1948 Filistin İslâmî Hareketi, teşkilâtın yönetim kadrosunun İsrail parlamento seçimlerine katılma kararı alması üzerine, 1996’da “kuzey” ve “güney” olmak üzere iki kanada ayrılmıştı. Râid Salâh ve arkadaşları, İsrail’in işgal politikası değişmediği sürece, parlamentoda görev yapmanın Filistinlilere herhangi bir fayda sağlamayacağını savunuyordu. Tam aksini düşünen merkezî yönetim seçimlere iştirak edince, Râid Salâh, hareketin kuzey kanadının doğal liderine dönüştü. Aslında sadece kuzey kanadın da değil, teşkilâtta kim kaldıysa hepsinin.

Râid Salâh’ı belediye başkanlığını bırakarak sahada aktif mücadeleye sevk eden diğer gelişme, 28 Eylül 2000’de dönemin muhalefet lideri Ariel Şaron’ın Mescid-i Aksâ’ya gerçekleştirdiği provokatif ziyaretti. İkinci İntifada’nın patlak vermesine yol açan bu olay, Salâh’ı Filistin kamuoyunu harekete geçirmek için yoğun bir çaba göstermek gerektiğine ikna etmişti.

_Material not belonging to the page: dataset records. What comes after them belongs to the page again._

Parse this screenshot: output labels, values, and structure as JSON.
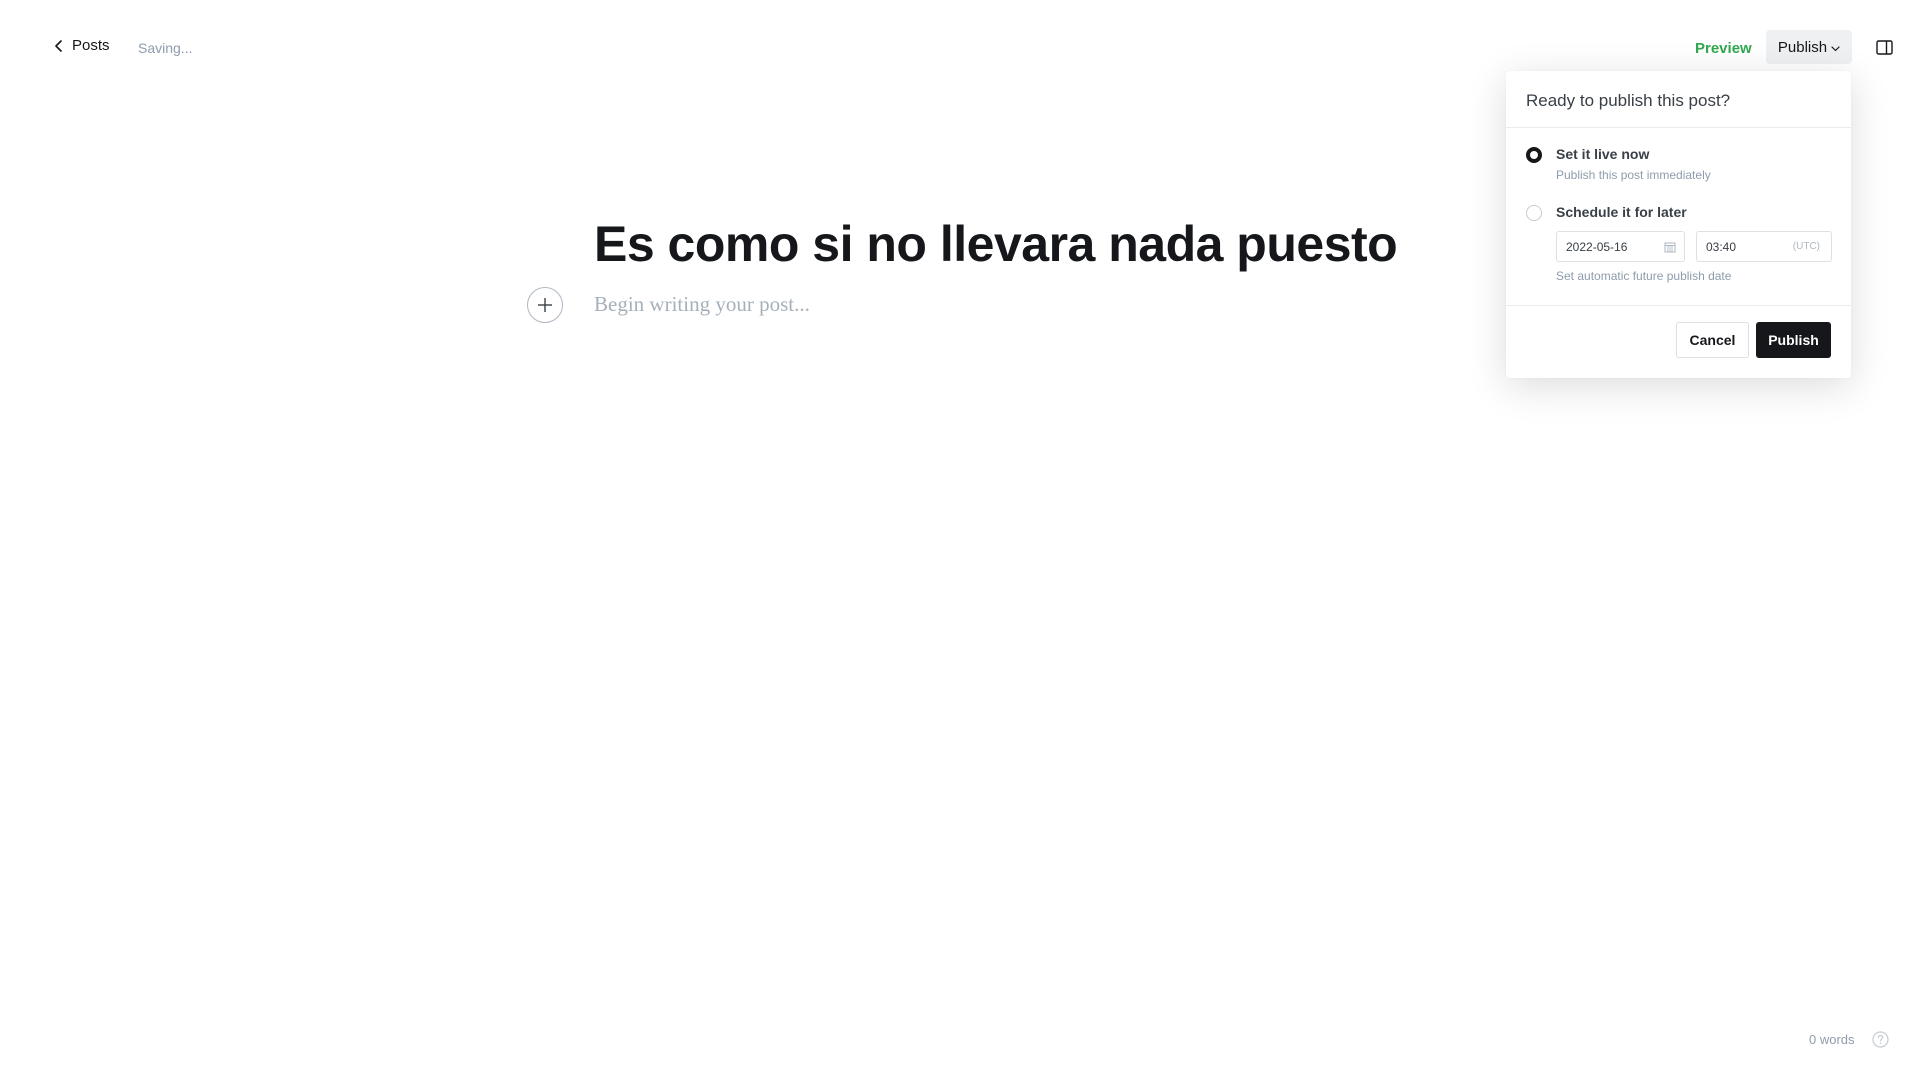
{
  "topbar": {
    "back_label": "Posts",
    "status": "Saving...",
    "preview_label": "Preview",
    "publish_label": "Publish"
  },
  "editor": {
    "title": "Es como si no llevara nada puesto",
    "body_placeholder": "Begin writing your post..."
  },
  "publish_menu": {
    "heading": "Ready to publish this post?",
    "options": [
      {
        "label": "Set it live now",
        "description": "Publish this post immediately",
        "selected": true
      },
      {
        "label": "Schedule it for later",
        "selected": false
      }
    ],
    "schedule_date": "2022-05-16",
    "schedule_time": "03:40",
    "timezone": "(UTC)",
    "schedule_hint": "Set automatic future publish date",
    "cancel_label": "Cancel",
    "confirm_label": "Publish"
  },
  "footer": {
    "word_count": "0 words"
  },
  "colors": {
    "preview_green": "#2fa84f",
    "dark": "#15171a",
    "muted": "#8e9cac"
  },
  "icons": {
    "back": "chevron-left-icon",
    "dropdown": "chevron-down-icon",
    "sidebar": "sidebar-toggle-icon",
    "add": "plus-icon",
    "calendar": "calendar-icon",
    "help": "question-circle-icon"
  }
}
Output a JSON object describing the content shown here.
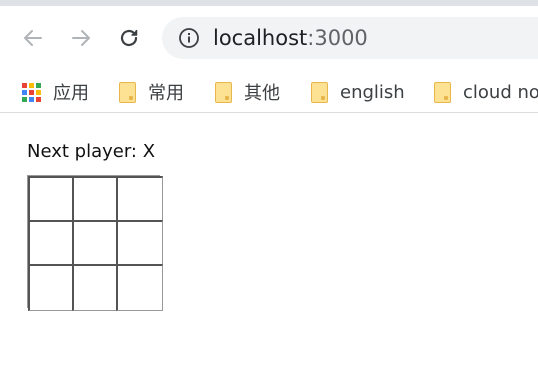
{
  "browser": {
    "address_host": "localhost",
    "address_port": ":3000",
    "bookmarks": [
      "应用",
      "常用",
      "其他",
      "english",
      "cloud no"
    ]
  },
  "icons": {
    "back": "arrow-left-icon",
    "forward": "arrow-right-icon",
    "reload": "reload-icon",
    "info": "info-icon",
    "apps": "apps-grid-icon",
    "folder": "folder-icon"
  },
  "colors": {
    "toolbar_bg": "#ffffff",
    "omnibox_bg": "#f1f3f4",
    "folder": "#fde293",
    "board_border": "#999999"
  },
  "game": {
    "status": "Next player: X",
    "squares": [
      "",
      "",
      "",
      "",
      "",
      "",
      "",
      "",
      ""
    ]
  }
}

Bundan sonra sadece cuma hutbeleri, vaazlar ve sohbetler yoluyla halka hitap etmesine rağmen, “şiddeti kışkırttığı” suçlamalarıyla İsrail tarafından sürekli yargılanma ve hapsedilme süreci başlayacaktı. İşgal yönetimi, 2015’te Râid Salâh’ın liderlik ettiği hareketin bütün faaliyetlerini durdurarak teşkilâtı yasakladı.

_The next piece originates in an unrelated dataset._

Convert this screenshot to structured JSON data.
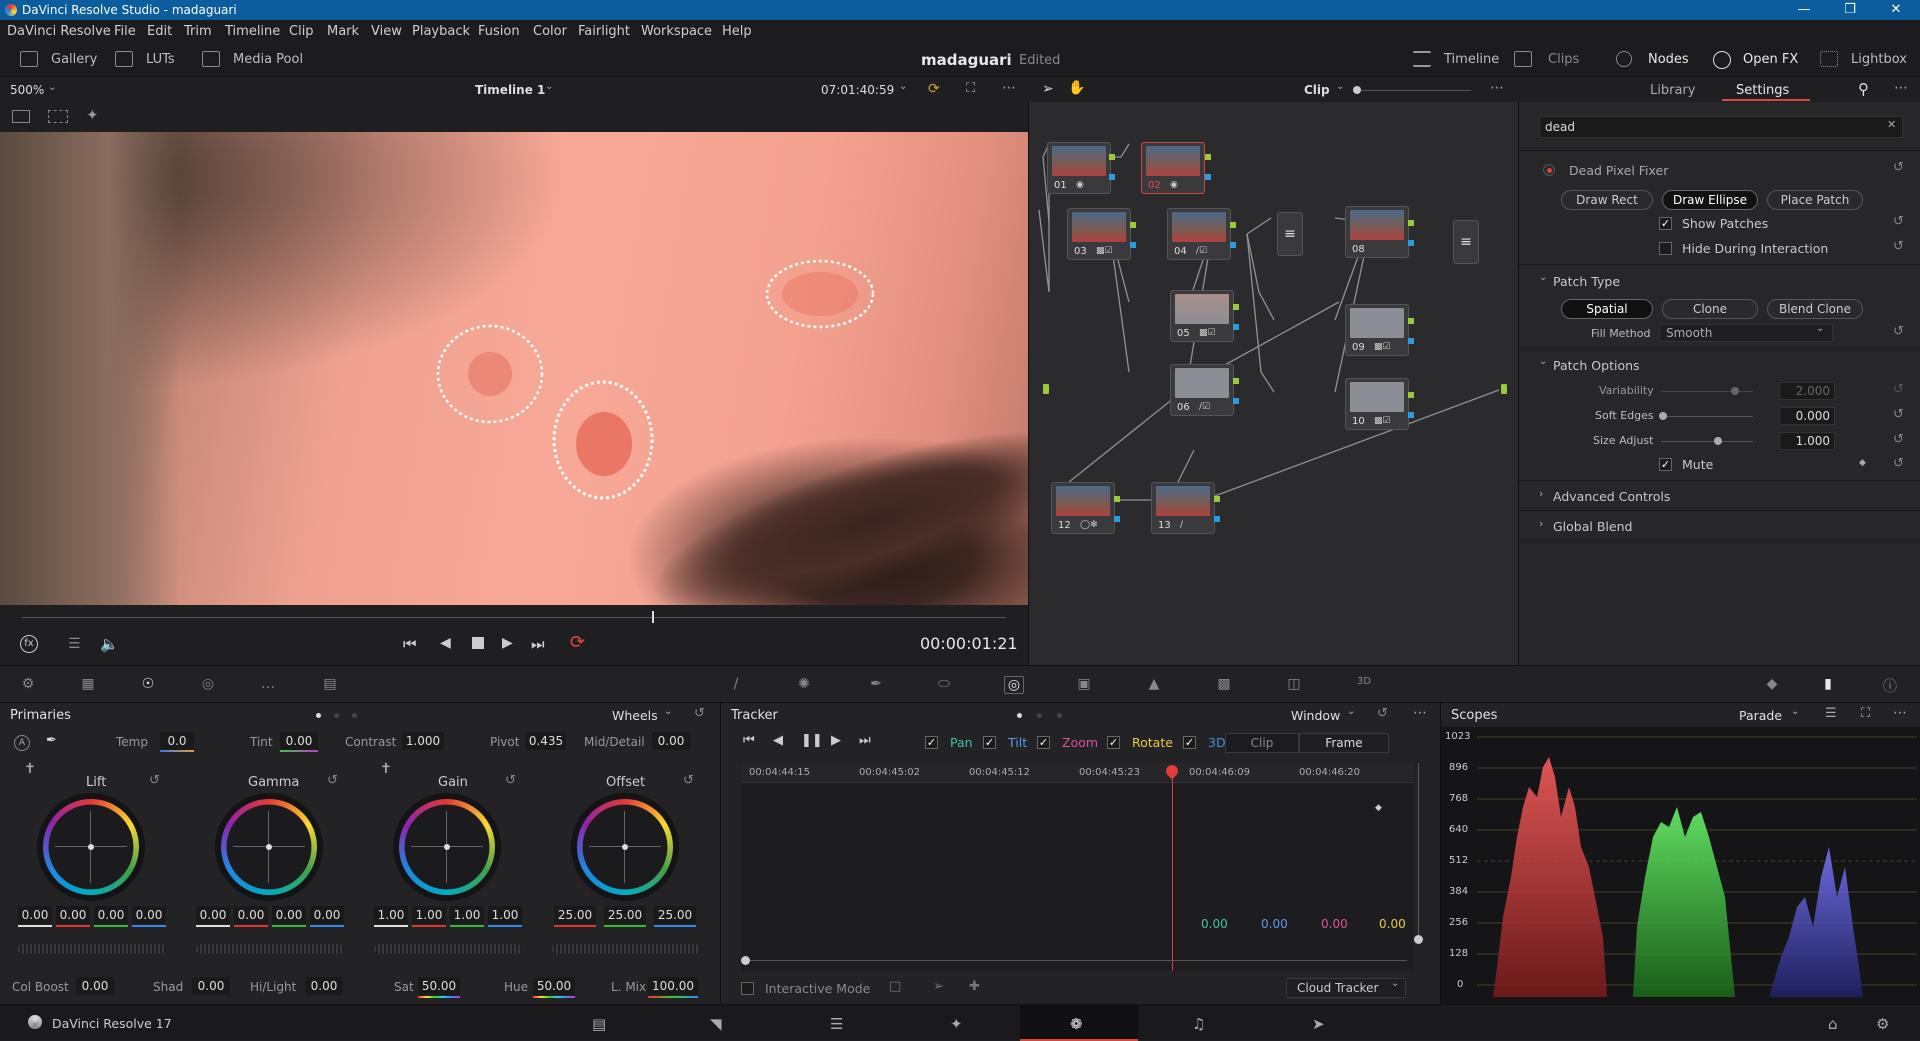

Daha önce yine bu köşede müstakil yazı konusu ettiğim üzere, Filistin bugün dört parça: Kudüs, Batı Şeria, Gazze ve İsrail içinde yaşayan Filistinliler. İsrail, bu dört parçanın birbirinden ayrılması ve gelecekte bir araya hiç gelememesi üzerine projeler geliştirirken, Râid Salâh’ın eline tek bir taş dahi almadan, sadece konuşarak ve gülümseyerek, işgalin araya çektiği kalın duvarları aşan ortak bir sembole dönüştüğü görülüyor. Salâh’ın “şiddeti kışkırtmak” ithamlarını hiçbir şekilde hak etmediğini, bazı İsrailliler bile itiraf ediyor üstelik.Bir asrı geride bırakmaya doğru ilerleyen Filistin meselesi, İsrail işgaline karşı geliştirilen çok çeşitli yöntem ve çözüm önerileriyle de tarihe geçecek. Râid Salâh’ın çizgisi, tüm bunların içinde ayrı ve geniş bir parantez olarak incelenmeyi gerektirecek kadar sıra dışı ve dikkat çekici.